Abstract Detail

Nº613/2073 - Beyond the discovery of plant natural hybridization: Lessons from Iberian groups on an often deceptive process of inquiry
Format: ORAL
Authors
Gonzalo Nieto Feliner
Affiliations
Real Jardín Botánico (RJB), CSIC, Madrid, Spain
Abstract
The complexity of natural hybridization and its corollarythe difficulty of unraveling hybridization scenarios and understanding their impact on the evolution of plant groupsare mainly due to two causes. Hybridization is an open process that can lead to different outcomes, from no effect in sterile of unfit hybrid offspring to hybrid speciation, or adaptive introgression. The dynamism of hybridized genomes is higher than that of non-hybridized genomes on short time scales after hybridization, and this may also be true on longer time scales (ancient hybridization). This dynamism, which obscures the initial traces of hybridization, is driven by the genetic adjustments required following the merger of two differentiated genomes, a process that involves coping with genic incompatibilities and purging the minority genome. In the medium and long term, however, it can be also fueled by standard evolutionary mechanisms such as adaptation in interaction with the environment. There is one consequence of this whole situation that has been insufficiently discussed: how complexity can deceive the researcher along the process of inquiry, and whether some steps can be anticipated whenever new cases of hybridization are unveiled.

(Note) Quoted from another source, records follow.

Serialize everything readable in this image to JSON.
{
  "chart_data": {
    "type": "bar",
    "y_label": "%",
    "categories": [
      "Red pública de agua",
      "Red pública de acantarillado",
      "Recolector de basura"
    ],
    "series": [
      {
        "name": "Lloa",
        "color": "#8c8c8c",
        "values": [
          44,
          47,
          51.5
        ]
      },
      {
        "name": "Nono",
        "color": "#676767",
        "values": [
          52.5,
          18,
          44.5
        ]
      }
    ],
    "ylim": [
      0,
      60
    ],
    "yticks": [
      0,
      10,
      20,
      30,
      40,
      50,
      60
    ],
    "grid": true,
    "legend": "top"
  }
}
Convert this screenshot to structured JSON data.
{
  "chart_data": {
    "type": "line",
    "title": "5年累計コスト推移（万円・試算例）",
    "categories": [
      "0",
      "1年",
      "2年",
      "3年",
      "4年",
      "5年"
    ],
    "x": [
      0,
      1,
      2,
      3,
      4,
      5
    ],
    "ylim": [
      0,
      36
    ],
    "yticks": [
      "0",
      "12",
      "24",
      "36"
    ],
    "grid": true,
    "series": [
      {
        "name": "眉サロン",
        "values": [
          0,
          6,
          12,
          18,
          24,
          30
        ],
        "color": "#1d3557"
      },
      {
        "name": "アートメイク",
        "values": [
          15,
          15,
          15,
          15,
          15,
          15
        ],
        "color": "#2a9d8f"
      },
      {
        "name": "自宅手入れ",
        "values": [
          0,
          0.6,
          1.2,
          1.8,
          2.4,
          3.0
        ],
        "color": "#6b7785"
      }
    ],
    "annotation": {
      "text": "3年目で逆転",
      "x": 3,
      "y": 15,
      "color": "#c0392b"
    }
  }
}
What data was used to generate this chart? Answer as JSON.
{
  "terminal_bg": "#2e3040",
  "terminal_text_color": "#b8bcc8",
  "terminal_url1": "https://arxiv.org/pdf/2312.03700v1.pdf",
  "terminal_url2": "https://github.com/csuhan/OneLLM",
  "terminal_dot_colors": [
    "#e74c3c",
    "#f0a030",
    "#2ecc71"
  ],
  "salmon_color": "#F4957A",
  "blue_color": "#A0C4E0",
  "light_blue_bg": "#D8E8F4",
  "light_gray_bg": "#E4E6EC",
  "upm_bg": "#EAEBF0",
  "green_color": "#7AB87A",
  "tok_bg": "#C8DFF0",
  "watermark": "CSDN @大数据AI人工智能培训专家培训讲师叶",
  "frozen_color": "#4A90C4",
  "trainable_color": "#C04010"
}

This presentation discusses how meandering investigations that aim to shed light on hybridization scenarios might actually be, using three Iberian angiosperm groups that represent contrasting cases. In Armeria, the benefits of bidirectional introgression for two species in a coastal southern Spanish hybrid zone were inferred after several phylogeographic studies. The Iberian endemic Phalacrocarpum illustrates the challenge of reconstructing hybridization occurring at different time scales. Arenaria sect. Plinthine epitomizes complexity resulting from polyploidy combined with hybridization. The incorporation of genomic data and new analytical techniques has led to a gradual improvement in this subject. However, the lack of universal models is a major obstacle to our advance in the elucidation of hybridization scenarios.